In what ways has the ongoing economic instability affected the debt markets?

Mark Dean: The challenges of 2023 will be similar to those faced in 2022 – though perhaps with some reduced volatility. Affordable housing developers must still confront the hurdle of being out of balance regarding the sources and uses of funds in a project. I don't see any significant relief coming to the “source” side of the equation. There may be some modest relief in the price of tax credit equity, but I don't see any substantial decrease in interest rates on the horizon. In terms of uses, a labor shortage still contributes to increased construction costs. If we see some relief, it will be on the commodities side of things, with lumber and steel perhaps coming down in price. 

What represents the most significant hurdle to the lending market?

MD: I don't necessarily consider this a threat – just something we have to deal with that's a headwind – and that's interest rates. Rising rates have been a primary driver in unbalancing the sources and uses of funds – debt service is more expensive, and as the rate influences DSCRs, ultimately, it impacts loan sizing.

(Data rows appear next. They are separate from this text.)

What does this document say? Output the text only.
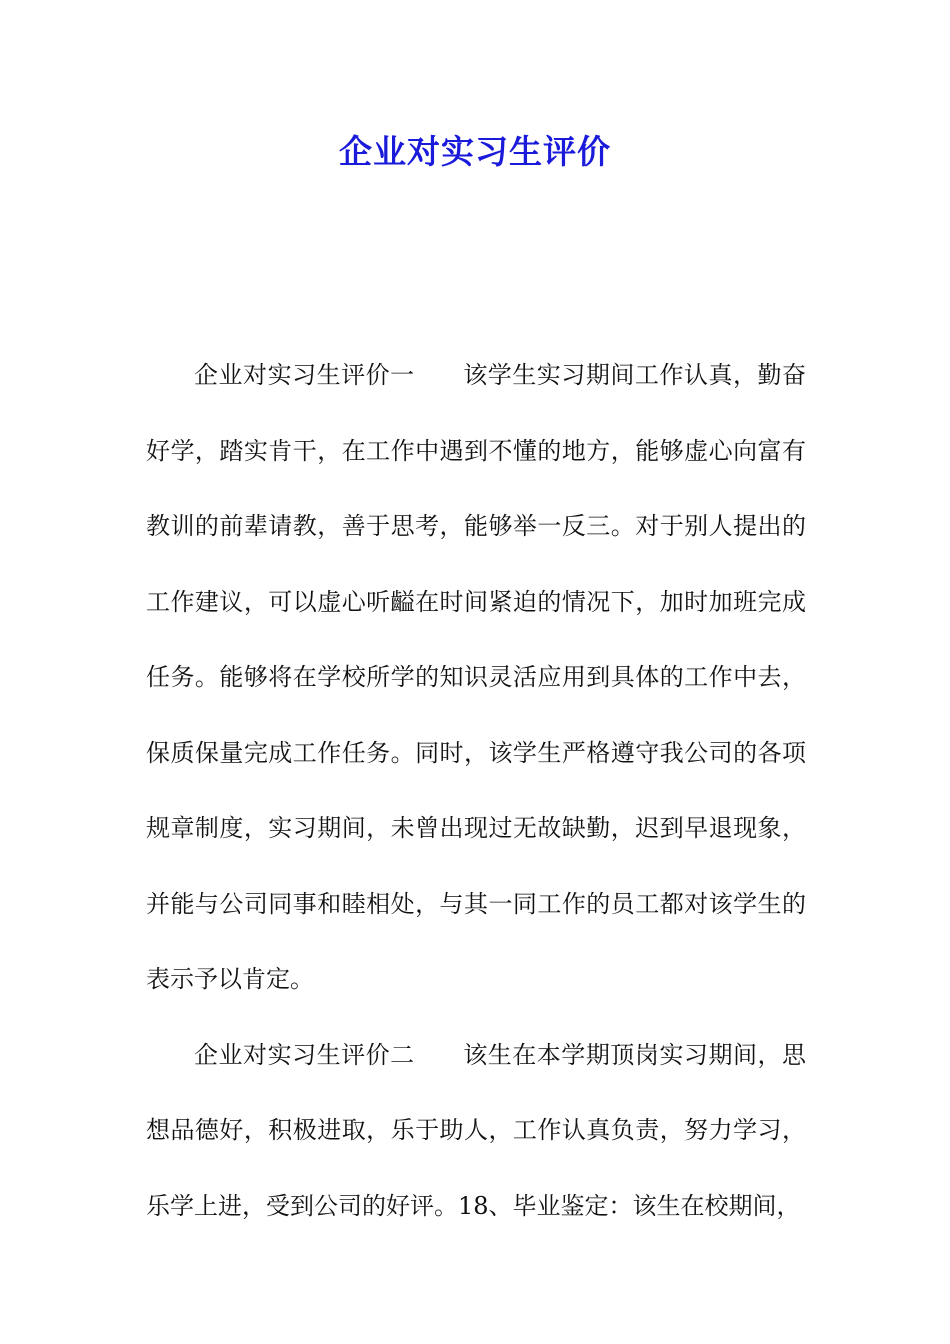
企业对实习生评价

企业对实习生评价一 该学生实习期间工作认真，勤奋好学，踏实肯干，在工作中遇到不懂的地方，能够虚心向富有教训的前辈请教，善于思考，能够举一反三。对于别人提出的工作建议，可以虚心听齸在时间紧迫的情况下，加时加班完成任务。能够将在学校所学的知识灵活应用到具体的工作中去，保质保量完成工作任务。同时，该学生严格遵守我公司的各项规章制度，实习期间，未曾出现过无故缺勤，迟到早退现象，并能与公司同事和睦相处，与其一同工作的员工都对该学生的表示予以肯定。

企业对实习生评价二 该生在本学期顶岗实习期间，思想品德好，积极进取，乐于助人，工作认真负责，努力学习，乐学上进，受到公司的好评。18、毕业鉴定：该生在校期间，
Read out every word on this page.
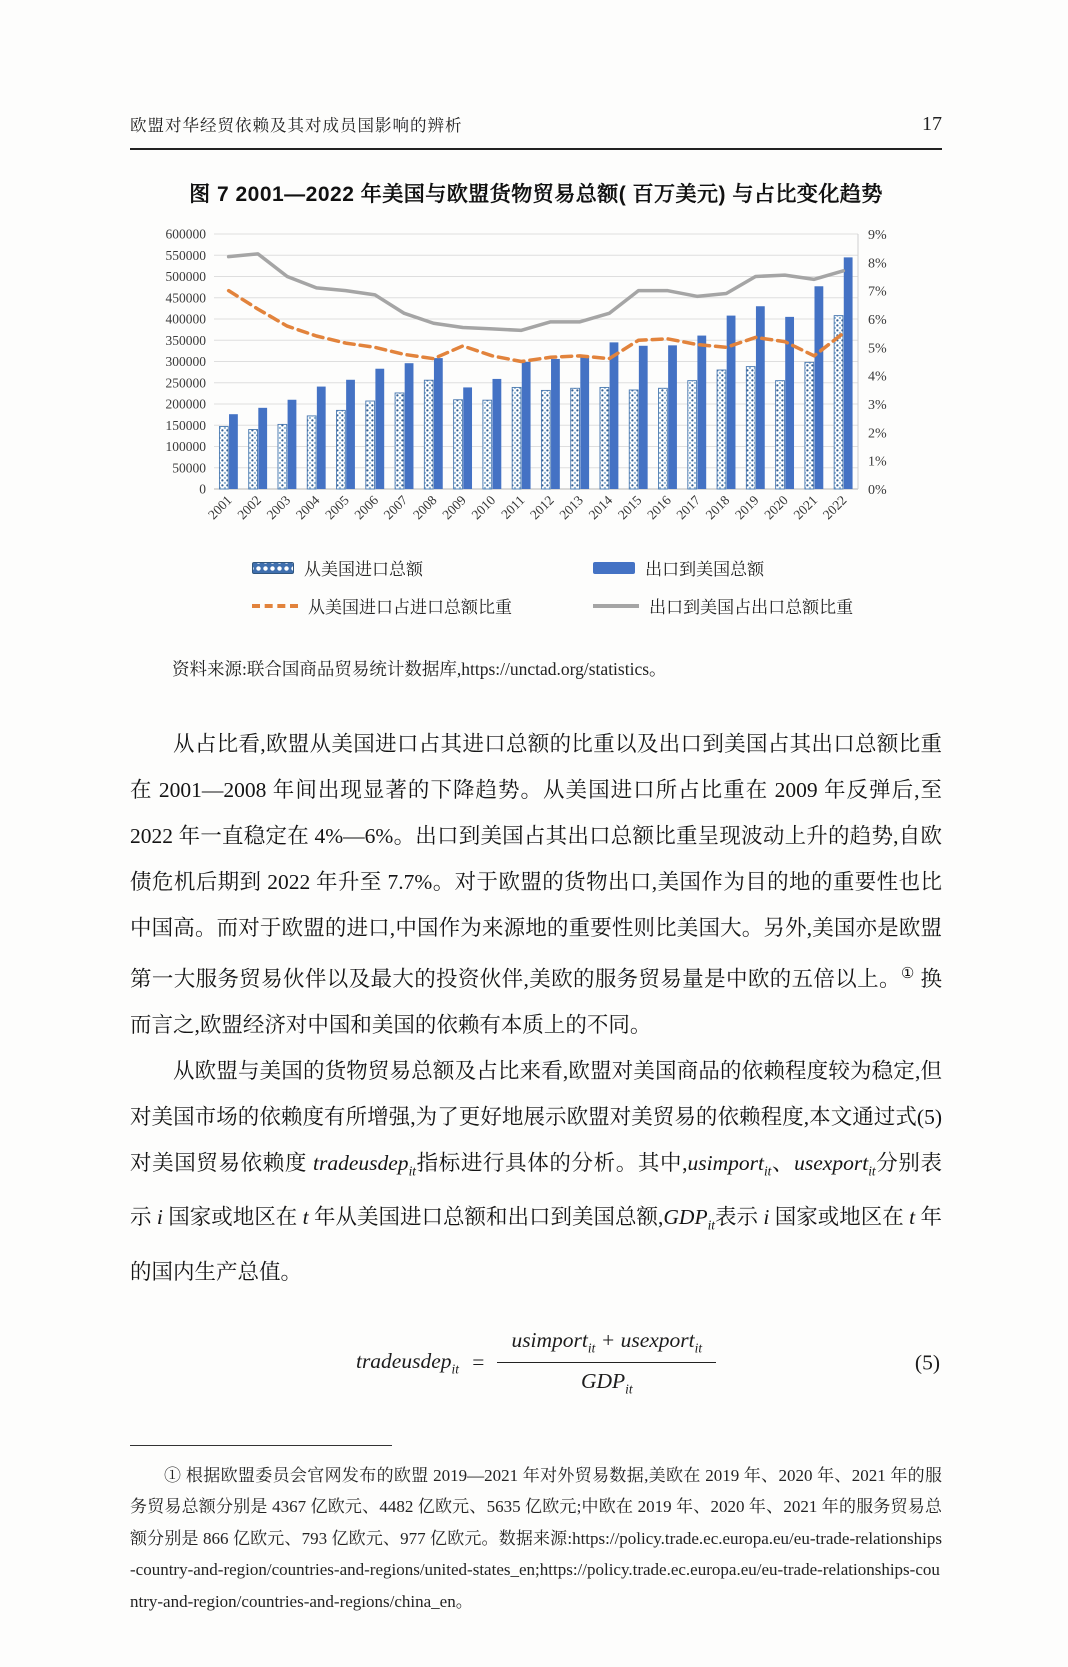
欧盟对华经贸依赖及其对成员国影响的辨析	17
图 7 2001—2022 年美国与欧盟货物贸易总额( 百万美元) 与占比变化趋势
0
50000
100000
150000
200000
250000
300000
350000
400000
450000
500000
550000
600000
0%
1%
2%
3%
4%
5%
6%
7%
8%
9%
2001 2002 2003 2004 2005 2006 2007 2008 2009 2010 2011 2012 2013 2014 2015 2016 2017 2018 2019 2020 2021 2022
从美国进口总额	出口到美国总额
从美国进口占进口总额比重	出口到美国占出口总额比重
资料来源:联合国商品贸易统计数据库,https://unctad.org/statistics。

从占比看,欧盟从美国进口占其进口总额的比重以及出口到美国占其出口总额比重在 2001—2008 年间出现显著的下降趋势。从美国进口所占比重在 2009 年反弹后,至 2022 年一直稳定在 4%—6%。出口到美国占其出口总额比重呈现波动上升的趋势,自欧债危机后期到 2022 年升至 7.7%。对于欧盟的货物出口,美国作为目的地的重要性也比中国高。而对于欧盟的进口,中国作为来源地的重要性则比美国大。另外,美国亦是欧盟第一大服务贸易伙伴以及最大的投资伙伴,美欧的服务贸易量是中欧的五倍以上。① 换而言之,欧盟经济对中国和美国的依赖有本质上的不同。

从欧盟与美国的货物贸易总额及占比来看,欧盟对美国商品的依赖程度较为稳定,但对美国市场的依赖度有所增强,为了更好地展示欧盟对美贸易的依赖程度,本文通过式(5)对美国贸易依赖度 tradeusdep$_{it}$指标进行具体的分析。其中,usimport$_{it}$、usexport$_{it}$分别表示 i 国家或地区在 t 年从美国进口总额和出口到美国总额$,GDP_{it}$表示 i 国家或地区在 t 年的国内生产总值。

tradeusdep$_{it}$ = $\frac{usimport_{it} + usexport_{it}}{GDP_{it}}$	(5)

① 根据欧盟委员会官网发布的欧盟 2019—2021 年对外贸易数据,美欧在 2019 年、2020 年、2021 年的服务贸易总额分别是 4367 亿欧元、4482 亿欧元、5635 亿欧元;中欧在 2019 年、2020 年、2021 年的服务贸易总额分别是 866 亿欧元、793 亿欧元、977 亿欧元。数据来源:https://policy.trade.ec.europa.eu/eu-trade-relationships-country-and-region/countries-and-regions/united-states_en;https://policy.trade.ec.europa.eu/eu-trade-relationships-country-and-region/countries-and-regions/china_en。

In terms of where we are heading from here, I think that short-term rates will continue to increase as the Fed battles inflation. While there is no direct correlation to long-term rates, I don't see much relief on that front either. In short, we expect to see rates increase over 2023, albeit at a slower pace than what we saw during the second half of 2022. 

What measures has NewPoint implemented to provide borrowers with a greater range of options?

MD: We're trying to stay abreast of what's happening in the industry and are developing products to support the future needs of the space – the NewPoint Impact suite is an excellent example of this ethos in practice.
NewPoint Impact is very entrepreneurial in that it seeks to provide a solution that balances the sources and uses problem many properties and developments are faced with. In addition to offering a creative, effective way to plug gaps in deals, these products accommodate non-traditional amortization schedules. Interest-only options allow developers to get deferred fees paid off or can provide cash flow to service subordinate debt. This level of interest-only is unique to NewPoint Impact – it is not something we see in the competitive landscape. 

What will be the most prevalent loan strategies for affordable housing borrowers in 2023?

MD: With a general sense of uncertainty and risk aversion in the marketplace, many borrowers are going to be looking for forward rate locks or commitments. NewPoint has made concerted efforts to become a market leader in those areas. We also expect to see high demand for any programs – such as FHA or NewPoint Impact offerings – pushing the envelope with amortization and interest-only.

What lending trends do you anticipate for 2023?

MD: One trend we saw at the end of 2022, and I expect it will continue into 2023, is the retreat of bridge lenders and the use of bridge financing. There is a great deal of outstanding bridge debt with very low rates. As that starts to mature and deals struggle to exit into much higher rates, there will be some opportunities for stronger developers sitting on the sidelines with cash. I expect this to manifest particularly strongly with naturally occurring affordable housing (NOAH) assets where there are fewer subsidies to help take out the bridge. If they do hold and refinance at a higher rate, there will need to be some form of an expense reduction plan to mitigate the higher debt service costs. 

What advice do you have for borrowers for the coming year? 

MD: 2023 will be another year of uncertainty and volatility, and I'd encourage borrowers to look at all avenues for bringing certainty to a transaction. Work with a lender and loan program where you can get to fixing a rate as quickly as possible – a deal that pencils and makes sense today may not balance out 30 days from now. Speed and certainty through the application, commitment and rate-locking process are more critical than ever.